An unavoidable sense of dread powers David Robert Mitchell’s remarkable sophomore feature It Follows. A careful deconstruction of the teen slasher genre as well as a powerful allegory to the fear of sexual disease, of aging, of dying and most of all – the absolute powerlessness to stop it, It Follows is the best kind of horror: the one less concerned with the monster hunting you but more so with the cognizant knowledge that it’s out there somewhere lurking. It’s ostensibly a horror film about waiting – and how people pass the time until the boogeyman claims them.

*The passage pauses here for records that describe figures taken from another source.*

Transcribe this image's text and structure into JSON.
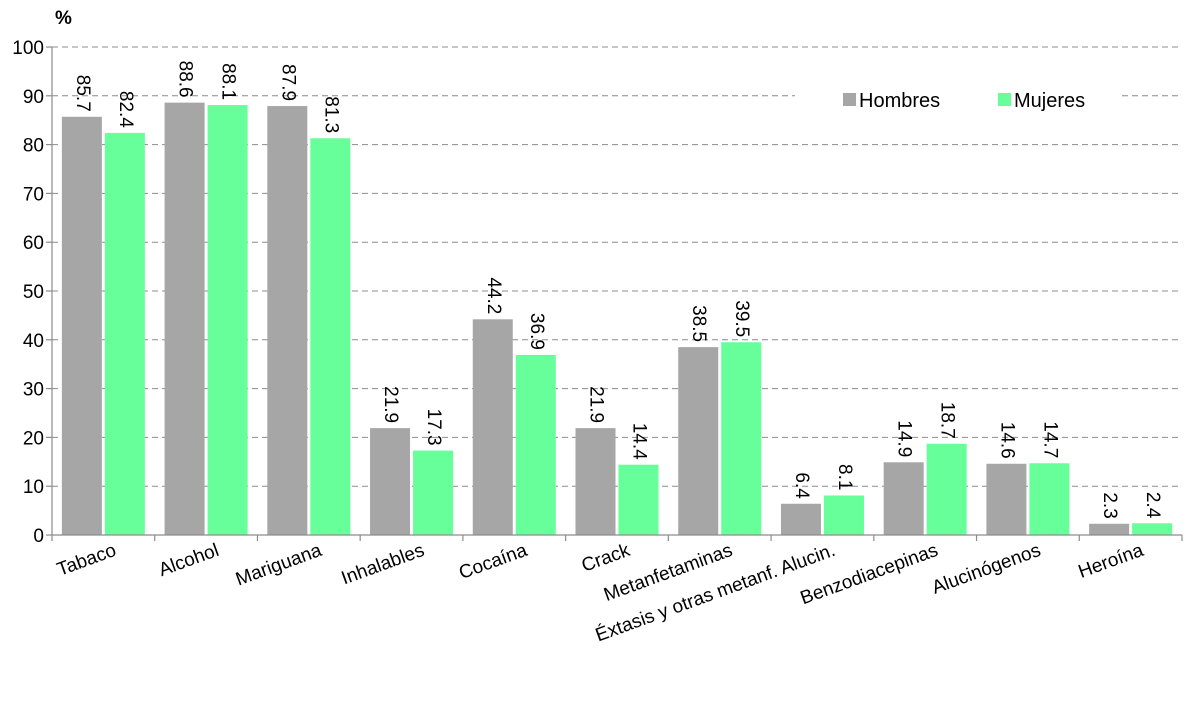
{
  "chart_data": {
    "type": "bar",
    "unit_label": "%",
    "categories": [
      "Tabaco",
      "Alcohol",
      "Mariguana",
      "Inhalables",
      "Cocaína",
      "Crack",
      "Metanfetaminas",
      "Éxtasis y otras metanf. Alucin.",
      "Benzodiacepinas",
      "Alucinógenos",
      "Heroína"
    ],
    "series": [
      {
        "name": "Hombres",
        "color": "#a6a6a6",
        "values": [
          85.7,
          88.6,
          87.9,
          21.9,
          44.2,
          21.9,
          38.5,
          6.4,
          14.9,
          14.6,
          2.3
        ]
      },
      {
        "name": "Mujeres",
        "color": "#66ff99",
        "values": [
          82.4,
          88.1,
          81.3,
          17.3,
          36.9,
          14.4,
          39.5,
          8.1,
          18.7,
          14.7,
          2.4
        ]
      }
    ],
    "ylim": [
      0,
      100
    ],
    "yticks": [
      0,
      10,
      20,
      30,
      40,
      50,
      60,
      70,
      80,
      90,
      100
    ],
    "grid": true,
    "legend_position": "top-right"
  }
}
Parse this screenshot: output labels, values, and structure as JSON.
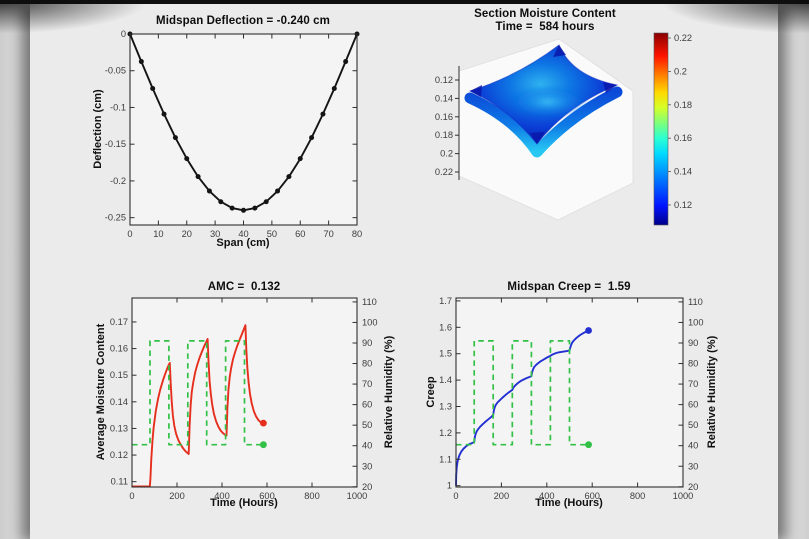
{
  "window": {
    "backdrop_color": "#d8d8d8",
    "page_color": "#ebebeb",
    "top_border_color": "#0e0e0e"
  },
  "colors": {
    "plot_bg": "#f4f4f4",
    "axis": "#2f2f2f",
    "tick_text": "#3d3d3d",
    "black_line": "#141414",
    "red": "#e62e1d",
    "green": "#32c146",
    "blue": "#2230d2",
    "surface_blue_dark": "#041693",
    "surface_blue_mid": "#0b3fd6",
    "surface_cyan": "#27c9f3"
  },
  "chart_data": {
    "deflection": {
      "type": "line",
      "title": "Midspan Deflection = -0.240 cm",
      "xlabel": "Span (cm)",
      "ylabel": "Deflection (cm)",
      "xlim": [
        0,
        80
      ],
      "ylim": [
        -0.26,
        0
      ],
      "xticks": [
        0,
        10,
        20,
        30,
        40,
        50,
        60,
        70,
        80
      ],
      "yticks": [
        0,
        -0.05,
        -0.1,
        -0.15,
        -0.2,
        -0.25
      ],
      "x": [
        0,
        4,
        8,
        12,
        16,
        20,
        24,
        28,
        32,
        36,
        40,
        44,
        48,
        52,
        56,
        60,
        64,
        68,
        72,
        76,
        80
      ],
      "y": [
        0,
        -0.0375,
        -0.0742,
        -0.109,
        -0.1411,
        -0.1697,
        -0.1942,
        -0.2138,
        -0.2283,
        -0.237,
        -0.24,
        -0.237,
        -0.2283,
        -0.2138,
        -0.1942,
        -0.1697,
        -0.1411,
        -0.109,
        -0.0742,
        -0.0375,
        0
      ],
      "marker": "circle"
    },
    "moisture": {
      "type": "surface",
      "title": "Section Moisture Content",
      "subtitle": "Time =  584 hours",
      "zticks": [
        0.12,
        0.14,
        0.16,
        0.18,
        0.2,
        0.22
      ],
      "z_axis_reversed": true,
      "surface_values_approx": [
        0.11,
        0.16
      ],
      "colorbar": {
        "colormap": "jet",
        "range": [
          0.108,
          0.223
        ],
        "ticks": [
          0.12,
          0.14,
          0.16,
          0.18,
          0.2,
          0.22
        ]
      }
    },
    "amc": {
      "type": "line",
      "title": "AMC =  0.132",
      "xlabel": "Time (Hours)",
      "ylabel_left": "Average Moisture Content",
      "ylabel_right": "Relative Humidity (%)",
      "xlim": [
        0,
        1000
      ],
      "ylim_left": [
        0.108,
        0.179
      ],
      "ylim_right": [
        19.9,
        111.9
      ],
      "xticks": [
        0,
        200,
        400,
        600,
        800,
        1000
      ],
      "yticks_left": [
        0.11,
        0.12,
        0.13,
        0.14,
        0.15,
        0.16,
        0.17
      ],
      "yticks_right": [
        20,
        30,
        40,
        50,
        60,
        70,
        80,
        90,
        100,
        110
      ],
      "series": [
        {
          "name": "Average Moisture Content",
          "axis": "left",
          "color_key": "red",
          "style": "solid",
          "end_marker": true,
          "points": [
            [
              0,
              0.1082
            ],
            [
              79,
              0.1082
            ],
            [
              82,
              0.111
            ],
            [
              86,
              0.1185
            ],
            [
              91,
              0.1255
            ],
            [
              96,
              0.1302
            ],
            [
              106,
              0.1366
            ],
            [
              116,
              0.1412
            ],
            [
              126,
              0.1447
            ],
            [
              136,
              0.1476
            ],
            [
              146,
              0.1501
            ],
            [
              156,
              0.1524
            ],
            [
              164,
              0.154
            ],
            [
              168,
              0.1546
            ],
            [
              172,
              0.1468
            ],
            [
              177,
              0.1398
            ],
            [
              182,
              0.1348
            ],
            [
              188,
              0.131
            ],
            [
              196,
              0.128
            ],
            [
              206,
              0.1256
            ],
            [
              216,
              0.124
            ],
            [
              226,
              0.1227
            ],
            [
              236,
              0.1216
            ],
            [
              245,
              0.1209
            ],
            [
              252,
              0.1204
            ],
            [
              256,
              0.131
            ],
            [
              261,
              0.139
            ],
            [
              266,
              0.1438
            ],
            [
              272,
              0.1472
            ],
            [
              281,
              0.1511
            ],
            [
              291,
              0.1542
            ],
            [
              301,
              0.1567
            ],
            [
              311,
              0.1589
            ],
            [
              321,
              0.1609
            ],
            [
              329,
              0.1623
            ],
            [
              336,
              0.1636
            ],
            [
              340,
              0.1553
            ],
            [
              345,
              0.1478
            ],
            [
              350,
              0.143
            ],
            [
              356,
              0.1392
            ],
            [
              364,
              0.1355
            ],
            [
              374,
              0.1326
            ],
            [
              384,
              0.1306
            ],
            [
              394,
              0.1292
            ],
            [
              404,
              0.1283
            ],
            [
              412,
              0.1277
            ],
            [
              420,
              0.1273
            ],
            [
              424,
              0.1375
            ],
            [
              429,
              0.1448
            ],
            [
              434,
              0.1492
            ],
            [
              440,
              0.1524
            ],
            [
              449,
              0.156
            ],
            [
              459,
              0.1589
            ],
            [
              469,
              0.1613
            ],
            [
              479,
              0.1635
            ],
            [
              489,
              0.1655
            ],
            [
              497,
              0.1672
            ],
            [
              504,
              0.1688
            ],
            [
              508,
              0.16
            ],
            [
              513,
              0.1525
            ],
            [
              518,
              0.1473
            ],
            [
              524,
              0.1432
            ],
            [
              532,
              0.1394
            ],
            [
              542,
              0.1364
            ],
            [
              552,
              0.1344
            ],
            [
              562,
              0.1331
            ],
            [
              572,
              0.1323
            ],
            [
              584,
              0.132
            ]
          ]
        },
        {
          "name": "Relative Humidity",
          "axis": "right",
          "color_key": "green",
          "style": "dashed",
          "end_marker": true,
          "points": [
            [
              0,
              40.5
            ],
            [
              80,
              40.5
            ],
            [
              80,
              91
            ],
            [
              164,
              91
            ],
            [
              164,
              40.5
            ],
            [
              248,
              40.5
            ],
            [
              248,
              91
            ],
            [
              332,
              91
            ],
            [
              332,
              40.5
            ],
            [
              416,
              40.5
            ],
            [
              416,
              91
            ],
            [
              500,
              91
            ],
            [
              500,
              40.5
            ],
            [
              584,
              40.5
            ]
          ]
        }
      ]
    },
    "creep": {
      "type": "line",
      "title": "Midspan Creep =  1.59",
      "xlabel": "Time (Hours)",
      "ylabel_left": "Creep",
      "ylabel_right": "Relative Humidity (%)",
      "xlim": [
        0,
        1000
      ],
      "ylim_left": [
        0.995,
        1.711
      ],
      "ylim_right": [
        19.9,
        111.9
      ],
      "xticks": [
        0,
        200,
        400,
        600,
        800,
        1000
      ],
      "yticks_left": [
        1,
        1.1,
        1.2,
        1.3,
        1.4,
        1.5,
        1.6,
        1.7
      ],
      "yticks_right": [
        20,
        30,
        40,
        50,
        60,
        70,
        80,
        90,
        100,
        110
      ],
      "series": [
        {
          "name": "Midspan Creep",
          "axis": "left",
          "color_key": "blue",
          "style": "solid",
          "end_marker": true,
          "points": [
            [
              0,
              1.0
            ],
            [
              1,
              1.04
            ],
            [
              3,
              1.068
            ],
            [
              6,
              1.088
            ],
            [
              10,
              1.103
            ],
            [
              16,
              1.117
            ],
            [
              24,
              1.13
            ],
            [
              34,
              1.141
            ],
            [
              46,
              1.15
            ],
            [
              58,
              1.157
            ],
            [
              70,
              1.161
            ],
            [
              80,
              1.165
            ],
            [
              83,
              1.183
            ],
            [
              87,
              1.197
            ],
            [
              92,
              1.207
            ],
            [
              99,
              1.216
            ],
            [
              108,
              1.225
            ],
            [
              119,
              1.234
            ],
            [
              131,
              1.243
            ],
            [
              143,
              1.252
            ],
            [
              155,
              1.26
            ],
            [
              164,
              1.268
            ],
            [
              167,
              1.285
            ],
            [
              171,
              1.298
            ],
            [
              176,
              1.307
            ],
            [
              183,
              1.315
            ],
            [
              192,
              1.323
            ],
            [
              203,
              1.332
            ],
            [
              216,
              1.342
            ],
            [
              230,
              1.352
            ],
            [
              248,
              1.363
            ],
            [
              252,
              1.37
            ],
            [
              257,
              1.376
            ],
            [
              264,
              1.382
            ],
            [
              273,
              1.389
            ],
            [
              284,
              1.396
            ],
            [
              297,
              1.402
            ],
            [
              312,
              1.408
            ],
            [
              325,
              1.412
            ],
            [
              332,
              1.415
            ],
            [
              335,
              1.428
            ],
            [
              339,
              1.44
            ],
            [
              344,
              1.449
            ],
            [
              351,
              1.456
            ],
            [
              360,
              1.463
            ],
            [
              371,
              1.47
            ],
            [
              384,
              1.477
            ],
            [
              398,
              1.484
            ],
            [
              409,
              1.489
            ],
            [
              416,
              1.492
            ],
            [
              421,
              1.495
            ],
            [
              428,
              1.498
            ],
            [
              437,
              1.501
            ],
            [
              448,
              1.504
            ],
            [
              461,
              1.506
            ],
            [
              475,
              1.508
            ],
            [
              488,
              1.51
            ],
            [
              500,
              1.512
            ],
            [
              503,
              1.522
            ],
            [
              507,
              1.533
            ],
            [
              512,
              1.542
            ],
            [
              519,
              1.55
            ],
            [
              528,
              1.558
            ],
            [
              539,
              1.566
            ],
            [
              551,
              1.573
            ],
            [
              565,
              1.58
            ],
            [
              584,
              1.588
            ]
          ]
        },
        {
          "name": "Relative Humidity",
          "axis": "right",
          "color_key": "green",
          "style": "dashed",
          "end_marker": true,
          "points": [
            [
              0,
              40.5
            ],
            [
              80,
              40.5
            ],
            [
              80,
              91
            ],
            [
              164,
              91
            ],
            [
              164,
              40.5
            ],
            [
              248,
              40.5
            ],
            [
              248,
              91
            ],
            [
              332,
              91
            ],
            [
              332,
              40.5
            ],
            [
              416,
              40.5
            ],
            [
              416,
              91
            ],
            [
              500,
              91
            ],
            [
              500,
              40.5
            ],
            [
              584,
              40.5
            ]
          ]
        }
      ]
    }
  }
}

It’s terrifying because there are no answers or solutions, no spells or third-act heroes, no way to defeat the monster, no exit… But most surprisingly of all – for a movie about the hopelessness of living and the pains of consciousness, it’s never morose or nihilistic. In fact – the opposite is true. Hit the jump, for more.
Newfound genre stalwart Maika Monroe (The Guest) stars as Jay, a teenager in the twilight of her adolescence. She dates the much older Hugh (Jake Weary) and one night the two have sex in his beat up car. Afterwards Hugh drugs Jay, ties her up to a wheelchair, apologizes and tells her that he’s passed something onto her – an entity of some sort that will follow Jay around until it touches and kills her. The only way Jay can rid herself of the entity is to sleep with someone else thereby passing the entity/creature/spirit on – pretty much the “Ringu” of STDs. It’s worth noting the guise the entity takes is more often than not that of sexual predator – be it a naked woman or a nude man or pervert next-door-neighbor. That the film culminates in a fulfillment of Freud’s ‘Electra Complex’ only serves as proof of the most horrific outcome imaginable. Sex and violence have always been intimately entwined in horror. The weapon of violence – the machete, the axe, the kitchen knife – here replaced by the metaphor itself: sex the literal weapon of It Follows.
Much like Carpenter’s archetypical slasher Halloween, there’s a focus on suburbia – a seemingly ideal picture-perfect haven – intruded penetrated by an outside foreign force. It Follows understands that the most terrifying thing about Halloween isn’t some psycho stabbing a bunch of teenagers but the fact that all the violence happens in the victim’s very own homes. There are no safe places, the dark alley and your own bedroom interchangeable. It Follows takes that one-step further – the bubble of suburbia revealed to be just that: an actual bubble surrounded by poverty stricken, derelict buildings and boarded up homes. That the horror has finally encroached upon the good ol’ suburbs revealed not to be an anomaly but an inevitability.
It Follows is really fucking smart – smart in the ways it alludes to what’s come before, smart in its playful tinkering of horror genre tropes. In a lesser film, Jay’s motley group of nubile teenage friends would be cannon fodder until the conventional ‘final girl’ confrontation – but here: they’re a source of support and power, the ‘final girl’ replaced by the ‘final group’.
The outcome of It Follows is never in question – and that’s what’s inherently terrifying about it: the rote predictability of death and the futility to rage against the inevitable the truly scary undercurrent of the picture. And yet somehow there’s nothing at all nihilistic about the film. It doesn’t languish in the morose – instead tackling it head on and in the end… well, it’s best just to see for yourself. It Follows is essential horror of the highest caliber, the type that lingers with you well afterwards – just as its title would suggest.